Create Batches of Image Pairs

The following functions create randomized pairs of images that are similar or dissimilar, based on their labels. Within this example, the function getTwinBatch is introduced in the section Create Pairs of Similar and Dissimilar Images.

function [X1,X2,pairLabels] = getTwinBatch(X,Y,miniBatchSize)
% getTwinBatch returns a randomly selected batch of paired images.
% On average, this function produces a balanced set of similar and
% dissimilar pairs.
pairLabels = zeros(1, miniBatchSize);
imgSize = size(X(:,:,:,1));
X1 = zeros([imgSize 1 miniBatchSize]);
X2 = zeros([imgSize 1 miniBatchSize]);

for i = 1:miniBatchSize
    choice = rand(1);
    if choice < 0.5
        [pairIdx1, pairIdx2, pairLabels(i)] = getSimilarPair(Y);
    else
        [pairIdx1, pairIdx2, pairLabels(i)] = getDissimilarPair(Y);
    end
    X1(:,:,:,i) = X(:,:,:,pairIdx1);
    X2(:,:,:,i) = X(:,:,:,pairIdx2);
end

end

function [pairIdx1,pairIdx2,pairLabel] = getSimilarPair(classLabel)
% getSimilarPair returns a random pair of indices for images
% that are in the same class and the similar pair label = 1.

% Find all unique classes.
classes = unique(classLabel);

% Choose a class randomly which will be used to get a similar pair.
classChoice = randi(numel(classes));

% Find the indices of all the observations from the chosen class.
idxs = find(classLabel==classes(classChoice));

% Randomly choose two different images from the chosen class.
pairIdxChoice = randperm(numel(idxs),2);
pairIdx1 = idxs(pairIdxChoice(1));
pairIdx2 = idxs(pairIdxChoice(2));
pairLabel = 1;
end

function  [pairIdx1,pairIdx2,pairLabel] = getDissimilarPair(classLabel)
% getDissimilarPair returns a random pair of indices for images
% that are in different classes and the dissimilar pair label = 0.
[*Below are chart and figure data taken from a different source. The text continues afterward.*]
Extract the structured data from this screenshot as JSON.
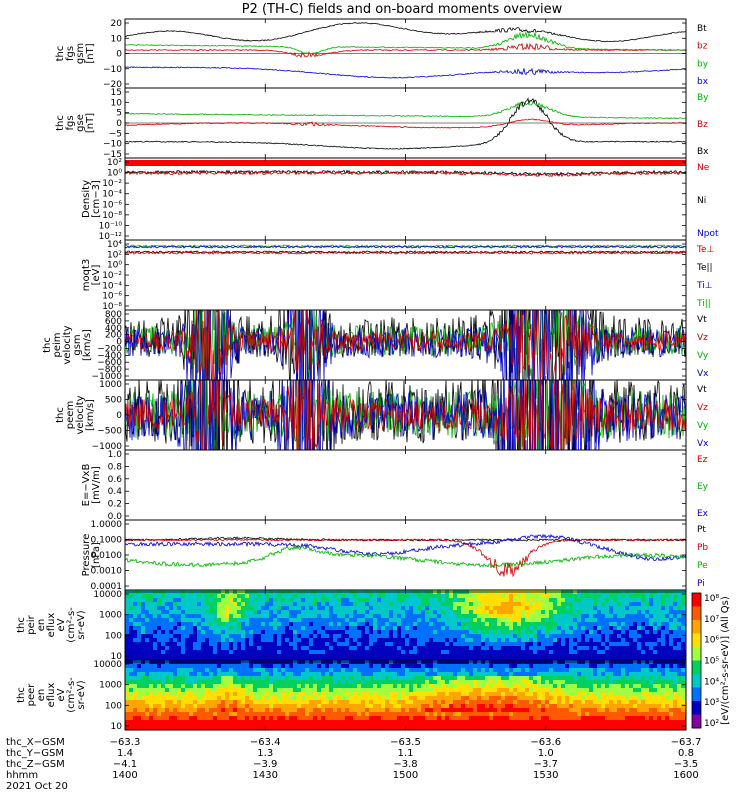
{
  "title": "P2 (TH-C) fields and on-board moments overview",
  "chart_data": {
    "type": "line",
    "title": "P2 (TH-C) fields and on-board moments overview",
    "panels": [
      {
        "id": "fgs-gsm",
        "ylabel": [
          "thc",
          "fgs",
          "gsm",
          "[nT]"
        ],
        "ylim": [
          -20,
          20
        ],
        "ticks": [
          "20",
          "10",
          "0",
          "−10",
          "−20"
        ],
        "legend": [
          {
            "name": "Bt",
            "color": "#000000"
          },
          {
            "name": "bz",
            "color": "#d00000"
          },
          {
            "name": "by",
            "color": "#00b000"
          },
          {
            "name": "bx",
            "color": "#0000d0"
          }
        ]
      },
      {
        "id": "fgs-gse",
        "ylabel": [
          "thc",
          "fgs",
          "gse",
          "[nT]"
        ],
        "ylim": [
          -15,
          15
        ],
        "ticks": [
          "15",
          "10",
          "5",
          "0",
          "−5",
          "−10",
          "−15"
        ],
        "legend": [
          {
            "name": "By",
            "color": "#00b000"
          },
          {
            "name": "Bz",
            "color": "#d00000"
          },
          {
            "name": "Bx",
            "color": "#000000"
          }
        ]
      },
      {
        "id": "density",
        "ylabel": [
          "Density",
          "[cm−3]"
        ],
        "ticks": [
          "10²",
          "10⁰",
          "10⁻²",
          "10⁻⁴",
          "10⁻⁶",
          "10⁻⁸",
          "10⁻¹⁰",
          "10⁻¹²"
        ],
        "legend": [
          {
            "name": "Ne",
            "color": "#d00000"
          },
          {
            "name": "Ni",
            "color": "#000000"
          },
          {
            "name": "Npot",
            "color": "#0000d0"
          }
        ]
      },
      {
        "id": "temperature",
        "ylabel": [
          "moqt3",
          "[eV]"
        ],
        "ticks": [
          "10⁴",
          "10²",
          "10⁰",
          "10⁻²",
          "10⁻⁴",
          "10⁻⁶",
          "10⁻⁸"
        ],
        "legend": [
          {
            "name": "Te⊥",
            "color": "#d00000"
          },
          {
            "name": "Te||",
            "color": "#000000"
          },
          {
            "name": "Ti⊥",
            "color": "#0000d0"
          },
          {
            "name": "Ti||",
            "color": "#00b000"
          }
        ]
      },
      {
        "id": "peim-velocity",
        "ylabel": [
          "thc",
          "peim",
          "velocity",
          "gsm",
          "[km/s]"
        ],
        "ylim": [
          -1000,
          800
        ],
        "ticks": [
          "800",
          "600",
          "400",
          "200",
          "0",
          "−200",
          "−400",
          "−600",
          "−800",
          "−1000"
        ],
        "legend": [
          {
            "name": "Vt",
            "color": "#000000"
          },
          {
            "name": "Vz",
            "color": "#d00000"
          },
          {
            "name": "Vy",
            "color": "#00b000"
          },
          {
            "name": "Vx",
            "color": "#0000d0"
          }
        ]
      },
      {
        "id": "peem-velocity",
        "ylabel": [
          "thc",
          "peem",
          "velocity",
          "[km/s]"
        ],
        "ylim": [
          -1000,
          1000
        ],
        "ticks": [
          "1000",
          "500",
          "0",
          "−500",
          "−1000"
        ],
        "legend": [
          {
            "name": "Vt",
            "color": "#000000"
          },
          {
            "name": "Vz",
            "color": "#d00000"
          },
          {
            "name": "Vy",
            "color": "#00b000"
          },
          {
            "name": "Vx",
            "color": "#0000d0"
          }
        ]
      },
      {
        "id": "efield",
        "ylabel": [
          "E=−VxB",
          "[mV/m]"
        ],
        "ylim": [
          0,
          1
        ],
        "ticks": [
          "1.0",
          "0.8",
          "0.6",
          "0.4",
          "0.2",
          "0.0"
        ],
        "legend": [
          {
            "name": "Ez",
            "color": "#d00000"
          },
          {
            "name": "Ey",
            "color": "#00b000"
          },
          {
            "name": "Ex",
            "color": "#0000d0"
          }
        ]
      },
      {
        "id": "pressure",
        "ylabel": [
          "Pressure",
          "[nPa]"
        ],
        "ticks": [
          "1.0000",
          "0.1000",
          "0.0100",
          "0.0010",
          "0.0001"
        ],
        "legend": [
          {
            "name": "Pt",
            "color": "#000000"
          },
          {
            "name": "Pb",
            "color": "#d00000"
          },
          {
            "name": "Pe",
            "color": "#00b000"
          },
          {
            "name": "Pi",
            "color": "#0000d0"
          }
        ]
      },
      {
        "id": "peir-spectrogram",
        "type": "heatmap",
        "ylabel": [
          "thc",
          "peir",
          "en",
          "eflux",
          "eV",
          "(cm²-s-",
          "sr-eV)"
        ],
        "ticks": [
          "10000",
          "1000",
          "100",
          "10"
        ]
      },
      {
        "id": "peer-spectrogram",
        "type": "heatmap",
        "ylabel": [
          "thc",
          "peer",
          "en",
          "eflux",
          "eV",
          "(cm²-s-",
          "sr-eV)"
        ],
        "ticks": [
          "10000",
          "1000",
          "100",
          "10"
        ]
      }
    ],
    "colorbar": {
      "label": "[eV/(cm²-s-sr-eV)] (All Qs)",
      "ticks": [
        "10⁸",
        "10⁷",
        "10⁶",
        "10⁵",
        "10⁴",
        "10³",
        "10²"
      ]
    },
    "x_axis": {
      "rows": [
        {
          "name": "thc_X−GSM",
          "values": [
            "−63.3",
            "−63.4",
            "−63.5",
            "−63.6",
            "−63.7"
          ]
        },
        {
          "name": "thc_Y−GSM",
          "values": [
            "1.4",
            "1.3",
            "1.1",
            "1.0",
            "0.8"
          ]
        },
        {
          "name": "thc_Z−GSM",
          "values": [
            "−4.1",
            "−3.9",
            "−3.8",
            "−3.7",
            "−3.5"
          ]
        },
        {
          "name": "hhmm",
          "values": [
            "1400",
            "1430",
            "1500",
            "1530",
            "1600"
          ]
        }
      ],
      "date": "2021 Oct 20"
    }
  }
}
% Find all unique classes.
classes = unique(classLabel);

% Choose two different classes randomly which will be used to get a dissimilar pair.
classesChoice = randperm(numel(classes), 2);

% Find the indices of all the observations from the first and second classes.
idxs1 = find(classLabel==classes(classesChoice(1)));
idxs2 = find(classLabel==classes(classesChoice(2)));

% Randomly choose one image from each class.
pairIdx1Choice = randi(numel(idxs1));
pairIdx2Choice = randi(numel(idxs2));
pairIdx1 = idxs1(pairIdx1Choice);
pairIdx2 = idxs2(pairIdx2Choice);
pairLabel = 0;
end

References

Bromley, J., I. Guyon, Y. LeCun, E. Säckinger, and R. Shah. "Signature Verification using a "Siamese" Time Delay Neural Network." In Proceedings of the 6th International Conference on Neural Information Processing Systems (NIPS 1993), 1994, pp737-744. Available at Signature Verification using a "Siamese" Time Delay Neural Network on the NeurIPS Proceedings website.
Wenpeg, Y., and H Schütze. "Convolutional Neural Network for Paraphrase Identification." In Proceedings of 2015 Conference of the North American Cahapter of the ACL, 2015, pp901-911. Available at Convolutional Neural Network for Paraphrase Identification on the ACL Anthology website.
Hadsell, R., S. Chopra, and Y. LeCun. "Dimensionality Reduction by Learning an Invariant Mapping." In Proceedings of the 2006 IEEE Computer Society Conference on Computer Vision and Pattern Recognition (CVPR 2006), 2006, pp1735-1742.